I am asked to show that $H^{1}_{c}(\mathbb{R})\cong\mathbb{R}$.
In coordinates, a compactly supported 1-form on $\mathbb{R}$ can be written as $\omega=f(x)\mathrm{d}x$, where $f(x)$ is a compactly supported function. Lets assume further that $\mathrm{supp}(f)\subset B_{R}(0)$ for a $R>0$, which is possible, because $f$ is compactly supported.
$\omega$ is obviously closed, because $\mathrm{d}\omega=\frac{\partial f(x)}{\partial x}\mathrm{d}x\wedge \mathrm{d}x=0$. If we define now the primitive of $f$ as $F(x):=\int_{-2R}^{x}f(x)\mathrm{d}x$, then we see that $\omega=\mathrm{d}F$ and that $F$ is compactly supported.....Hence $\omega$ is exact....But wouldn't this imply that all compactly supported closed 1-forms are exact and therefore $H^{1}_{c}(\mathbb{R})\cong 0$? Where is the mistake in my "proof"?

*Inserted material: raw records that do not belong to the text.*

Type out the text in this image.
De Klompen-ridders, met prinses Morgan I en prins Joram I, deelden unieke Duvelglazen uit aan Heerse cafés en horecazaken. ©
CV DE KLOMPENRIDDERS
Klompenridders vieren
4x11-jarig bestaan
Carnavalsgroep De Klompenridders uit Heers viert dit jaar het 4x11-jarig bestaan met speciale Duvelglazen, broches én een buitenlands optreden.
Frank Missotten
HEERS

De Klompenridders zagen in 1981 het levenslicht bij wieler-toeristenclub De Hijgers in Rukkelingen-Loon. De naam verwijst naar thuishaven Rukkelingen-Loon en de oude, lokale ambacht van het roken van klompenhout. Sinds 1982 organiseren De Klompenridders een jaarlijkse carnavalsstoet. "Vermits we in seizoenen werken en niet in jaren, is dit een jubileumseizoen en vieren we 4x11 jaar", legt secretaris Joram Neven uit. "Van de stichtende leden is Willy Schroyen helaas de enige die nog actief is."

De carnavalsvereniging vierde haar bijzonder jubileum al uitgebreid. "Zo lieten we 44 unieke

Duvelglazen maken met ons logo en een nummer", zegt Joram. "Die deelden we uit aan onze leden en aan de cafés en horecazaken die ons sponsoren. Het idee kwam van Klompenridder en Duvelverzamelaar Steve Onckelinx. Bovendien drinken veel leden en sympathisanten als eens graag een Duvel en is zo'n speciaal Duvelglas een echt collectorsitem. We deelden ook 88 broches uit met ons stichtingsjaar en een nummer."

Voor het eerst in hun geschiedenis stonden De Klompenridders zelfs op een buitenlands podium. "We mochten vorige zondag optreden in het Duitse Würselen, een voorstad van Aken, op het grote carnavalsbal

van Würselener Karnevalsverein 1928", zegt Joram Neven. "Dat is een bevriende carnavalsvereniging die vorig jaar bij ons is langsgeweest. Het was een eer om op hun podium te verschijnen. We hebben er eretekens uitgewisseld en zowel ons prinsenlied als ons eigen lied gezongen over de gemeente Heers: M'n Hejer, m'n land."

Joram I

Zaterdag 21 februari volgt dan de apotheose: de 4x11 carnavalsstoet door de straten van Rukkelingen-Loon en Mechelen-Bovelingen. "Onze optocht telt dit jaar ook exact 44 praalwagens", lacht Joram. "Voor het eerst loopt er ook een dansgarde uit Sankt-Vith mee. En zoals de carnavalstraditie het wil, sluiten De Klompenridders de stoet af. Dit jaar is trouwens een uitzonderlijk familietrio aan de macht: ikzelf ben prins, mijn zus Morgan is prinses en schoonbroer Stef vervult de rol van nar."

Your function $F$ is not necessarily compactly supported. Indeed, for all $t>R$, $F(t)=\int_{\mathbb{R}}f(x)\,dx$ which may be nonzero. So, your argument only shows that $\omega$ is a coboundary if its integral over all of $\mathbb{R}$ is $0$. In fact, the map $H^1_c(\mathbb{R})\to\mathbb{R}$ sending $[\omega]$ to $\int_\mathbb{R}\omega$ is an isomorphism (see if you can prove that!).